I have been reading a lot this week, but one realization in particular struck me: The fat fear mongering, I am kind of over it.
A few of the specific readings in question:
- Plus-sized women: It’s our turn for fine fashion via Dances With Fat
- Fatties R Us: Washington obesity rate nearly doubles via Shakesville
- Can Plastic Make Us Fat? at Elephant Journal
What I am “over” is the baseline assumption that obesity is of course bad.
Allow me to back up a moment to clarify. I am not suggesting that obesity is never an indicator of underlying poor health. There are a number of fat people who are unhealthy, just as there are a number of thin people who are unhealthy. But just as there are a number of healthy thin people, there are also a number of healthy fat people.
Because of this, assuming that “fat” or “obese” is synonymous with “unhealthy” creates a false equivalency, and that really doesn’t help anyone.
For example, in “Can Plastic Make Us Fat?”, the author notes that in rat studies (just for right now, let’s pretend rats are people), “[e]xposure to a low dose of bisphenol A (BPA) while in the womb and while nursing may increase the risk of obesity and a suite of metabolic problems,” (emphasis mine). Metabolic problems definitely count as health conditions. However, as someone who’s had hyperthyroid issues in the past, metabolic problems do not always equal fat. Emphasizing the weight issue (e.g., “fat” is mentioned in the piece’s title, only weight concerns are mentioned in the first quoted paragraph, weight issues are mentioned more often overall than metabolic issues) implies that we should be concerned about BPA and other endocrine disruptors because OMG FAT.

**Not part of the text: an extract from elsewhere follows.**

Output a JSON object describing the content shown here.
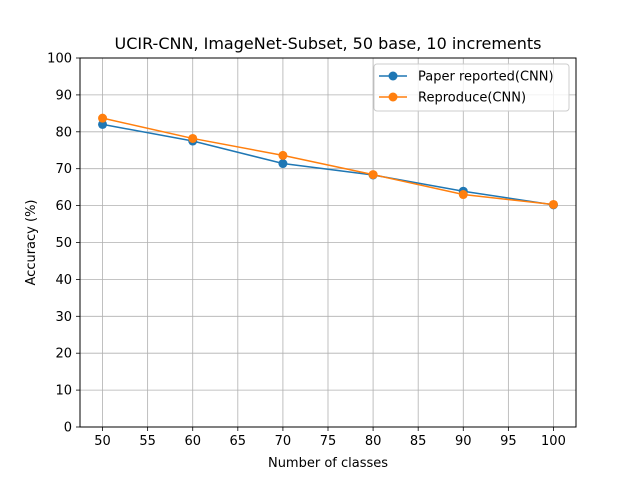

In terms of the plus-sized fashion article, there’s the quotation, “two out of three Americans are overweight or obese and in need of a good workout.” As Ragen and the commenters at Dances With Fat deconstructed, the big problem with the assumptions here is the implication that people who are overweight or obese don’t exercise. Because, you know, if they did, they wouldn’t be overweight or obese. Again, while I am sure there are fat people who do not exercise (just as I am sure there are thin people who do not exercise), equating “overweight or obese” with “in need of a good workout” dismisses the fat people who do engage in “a good workout” on a regular basis, rendering them invisible. And given that one of those people is me, yeah, I take that personally.

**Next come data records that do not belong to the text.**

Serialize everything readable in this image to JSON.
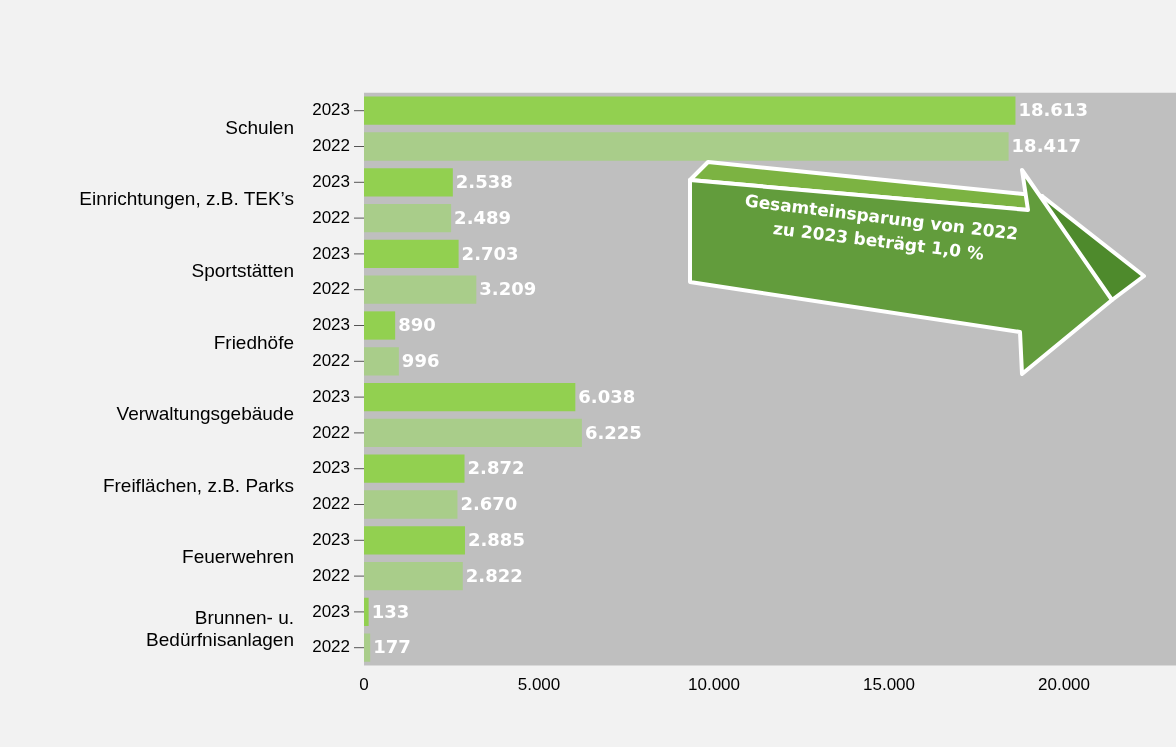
{
  "chart_data": {
    "type": "bar",
    "orientation": "horizontal",
    "legend": false,
    "grid": false,
    "categories": [
      "Schulen",
      "Einrichtungen, z.B. TEK’s",
      "Sportstätten",
      "Friedhöfe",
      "Verwaltungsgebäude",
      "Freiflächen, z.B. Parks",
      "Feuerwehren",
      "Brunnen- u. Bedürfnisanlagen"
    ],
    "series": [
      {
        "name": "2023",
        "color": "#92d050",
        "values": [
          18613,
          2538,
          2703,
          890,
          6038,
          2872,
          2885,
          133
        ],
        "value_labels": [
          "18.613",
          "2.538",
          "2.703",
          "890",
          "6.038",
          "2.872",
          "2.885",
          "133"
        ]
      },
      {
        "name": "2022",
        "color": "#a9cd8a",
        "values": [
          18417,
          2489,
          3209,
          996,
          6225,
          2670,
          2822,
          177
        ],
        "value_labels": [
          "18.417",
          "2.489",
          "3.209",
          "996",
          "6.225",
          "2.670",
          "2.822",
          "177"
        ]
      }
    ],
    "xlim": [
      0,
      23200
    ],
    "xticks": [
      0,
      {
        "value": 5000,
        "label": "5.000"
      },
      {
        "value": 10000,
        "label": "10.000"
      },
      {
        "value": 15000,
        "label": "15.000"
      },
      {
        "value": 20000,
        "label": "20.000"
      }
    ],
    "annotations": [
      "Gesamteinsparung von 2022 zu 2023 beträgt 1,0 %"
    ]
  }
}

There’s also the quotation from Robin Givhan, saying, “How big is too big? The average person knows the difference between voluptuous and obese,” which is inherently negative and alienating. It suggests that “voluptuous” and “obese” are two non-overlapping categories and that voluptuous is desirable while obese is “too big.” As an obese person who also happens to be made of awesome, this false dichotomy makes no sense to me.
So, moving on.
In “Fatties R Us,” Jeff Levi, executive director of an advocacy group called Trust for America’s Health, is quoted as saying, “we can’t afford to ignore the impact obesity has on our health and corresponding health care spending.” Yes, it’s important to note public health issues, both from a health perspective and from a spending perspective, but it’s also important to realize that obesity is not always the root cause of ‘obesity-related’ health issues. The article’s author goes on to say, “Continuing an ongoing trend, obesity continued to afflict minorities and poor people at higher rates.”

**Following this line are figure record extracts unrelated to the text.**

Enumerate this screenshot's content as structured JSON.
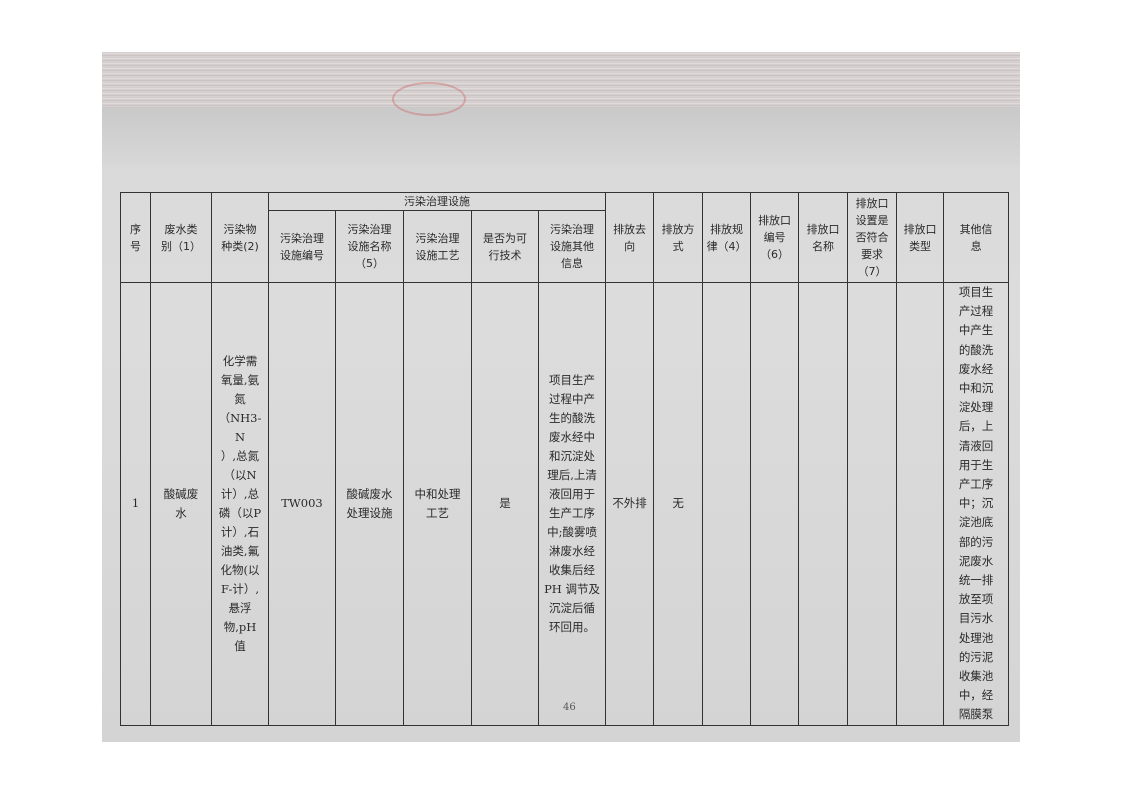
{
  "table": {
    "group_header": "污染治理设施",
    "headers": {
      "seq": "序\n号",
      "wastewater_type": "废水类\n别（1）",
      "pollutant_type": "污染物\n种类(2)",
      "facility_no": "污染治理\n设施编号",
      "facility_name": "污染治理\n设施名称\n（5）",
      "facility_process": "污染治理\n设施工艺",
      "feasible": "是否为可\n行技术",
      "facility_other": "污染治理\n设施其他\n信息",
      "discharge_dest": "排放去\n向",
      "discharge_mode": "排放方\n式",
      "discharge_pattern": "排放规\n律（4）",
      "outlet_no": "排放口\n编号\n（6）",
      "outlet_name": "排放口\n名称",
      "outlet_compliant": "排放口\n设置是\n否符合\n要求\n（7）",
      "outlet_type": "排放口\n类型",
      "other_info": "其他信\n息"
    },
    "rows": [
      {
        "seq": "1",
        "wastewater_type": "酸碱废\n水",
        "pollutant_type": "化学需\n氧量,氨\n氮\n（NH3-N\n）,总氮\n（以N\n计）,总\n磷（以P\n计）,石\n油类,氟\n化物(以\nF-计）,\n悬浮\n物,pH\n值",
        "facility_no": "TW003",
        "facility_name": "酸碱废水\n处理设施",
        "facility_process": "中和处理\n工艺",
        "feasible": "是",
        "facility_other": "项目生产\n过程中产\n生的酸洗\n废水经中\n和沉淀处\n理后,上清\n液回用于\n生产工序\n中;酸雾喷\n淋废水经\n收集后经\nPH 调节及\n沉淀后循\n环回用。",
        "discharge_dest": "不外排",
        "discharge_mode": "无",
        "discharge_pattern": "",
        "outlet_no": "",
        "outlet_name": "",
        "outlet_compliant": "",
        "outlet_type": "",
        "other_info": "项目生\n产过程\n中产生\n的酸洗\n废水经\n中和沉\n淀处理\n后，上\n清液回\n用于生\n产工序\n中；沉\n淀池底\n部的污\n泥废水\n统一排\n放至项\n目污水\n处理池\n的污泥\n收集池\n中，经\n隔膜泵"
      }
    ]
  },
  "page_number": "46"
}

Here’s the thing: Food deserts are real; I work in one. The majority of families in my school’s attendance boundaries do not have nearby access to anything like a grocery store, unless you count gas stations or Denny’s as something like a grocery store. There are also a fair number of families who do not have reliable car transportation to get them to anything like a grocery store. Many of them also live in neighborhoods that aren’t really conducive to outdoor activity and play, either because of vehicle traffic or because of local crime rates. If we’re going to talk about “How Obesity Threatens America’s Future” (a linked article inside “Fatties R Us”), we need to do it with the knowledge that a lot of factors that contribute to this “threat” are under societal rather than individual control.
And yes, I think we also need to do it with the understanding that some fat people are going to make healthy choices and will be fat anyway. That is not inherent poor health, nor is it anything to fear.